Aerobic vs. Anaerobic

Aerobic and anaerobic exercise – the yin and yang of fitness, if you will. Cardio vs. strength, spinning vs. gym, cutting vs. bulking, each its own. But what exactly makes an exercise aerobic or anaerobic?

Aerobic exercise means involving or improving oxygen consumption by the body and sends to cardiovascular exercise, i.e. keeping your heart rate up through exercises such as walking, running, jogging, cycling, and swimming. Most aerobic exercises are lower in intensity and muscular contraction than anaerobic exercises. Anaerobic exercise is a high-intensityphysical exercise that last for a few seconds to up to 2 minutes (and gets those muscles burning).

Let’s say you’re doing some HIIT, for example. At some point when you exceed ~90% of max. heart capacity, you would’ve just went from an aerobic exercise to an anaerobic one. For what concerns strength training, it usually involves at least a minimum amount of purely aerobic exercises for warm-up or endurance purposes, like those 10 minutes on the treadmill for example. But what does really differentiate an aerobic exercise from an anaerobic one?

Why, how, what?

Anaerobic and aerobic exercises differ in the sense that the anaerobic ones are intense enough for lactate to form, while the latter are not.

When you’re performing a challenging exercise, the glycogen in your muscle cells breaks down to produce glucose, which undergoes glycolysis – a metabolic pathway (a fancy way of saying linked series of chemical reactions within the cell) that converts glucose into pyruvate/ pyruvic acid. When oxygen is present (aerobic), pyruvic acid supplies energy to the cells.
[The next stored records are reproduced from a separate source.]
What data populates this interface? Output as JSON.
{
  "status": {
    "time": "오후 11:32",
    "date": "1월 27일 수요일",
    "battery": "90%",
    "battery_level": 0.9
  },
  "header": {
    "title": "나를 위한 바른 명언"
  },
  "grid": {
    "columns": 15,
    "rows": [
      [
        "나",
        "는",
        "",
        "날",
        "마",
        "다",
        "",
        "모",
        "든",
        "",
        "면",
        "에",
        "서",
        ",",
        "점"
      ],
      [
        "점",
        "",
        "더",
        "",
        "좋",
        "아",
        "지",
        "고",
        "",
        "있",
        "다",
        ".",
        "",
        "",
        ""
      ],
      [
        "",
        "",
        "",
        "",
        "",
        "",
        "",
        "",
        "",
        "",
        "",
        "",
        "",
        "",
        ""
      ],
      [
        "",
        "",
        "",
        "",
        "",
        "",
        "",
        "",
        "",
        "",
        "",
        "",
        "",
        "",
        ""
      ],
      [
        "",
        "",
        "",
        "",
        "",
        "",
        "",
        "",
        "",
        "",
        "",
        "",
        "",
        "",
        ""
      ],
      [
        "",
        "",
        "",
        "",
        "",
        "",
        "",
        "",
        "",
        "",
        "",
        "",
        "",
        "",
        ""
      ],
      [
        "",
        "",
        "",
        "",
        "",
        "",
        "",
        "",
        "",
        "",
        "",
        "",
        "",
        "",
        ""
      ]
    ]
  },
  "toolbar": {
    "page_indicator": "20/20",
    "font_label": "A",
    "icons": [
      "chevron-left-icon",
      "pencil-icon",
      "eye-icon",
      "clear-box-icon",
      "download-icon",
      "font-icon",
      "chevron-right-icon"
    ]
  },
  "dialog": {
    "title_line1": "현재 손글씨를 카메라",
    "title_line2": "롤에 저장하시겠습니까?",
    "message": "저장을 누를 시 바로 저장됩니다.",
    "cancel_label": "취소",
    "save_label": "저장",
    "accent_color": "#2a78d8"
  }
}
When oxygen is lacking (anaerobic), pyruvic acid ferments to produce lactate.

  • When oxygen is present in the muscle cells ⇒ cellular respiration (aerobic)
  • When muscle cells are starved of oxygen ⇒ a metabolic process called lactic acid fermentation (so an anaerobic fermentation reaction) through which different hexoses (sugars) are converted into cellular energy and lactate.

So, when you’re training hard and depriving muscle cells of oxygen and causing this anaerobic fermentation reaction which produces lactate, you’ll begin to feel the effects of the lactate build-up. We might not know about lactate, but we all know the burn and the subsequent nausea. At this point you’re going to have (and want) to stop and allow the lactate to clear from the bloodstream.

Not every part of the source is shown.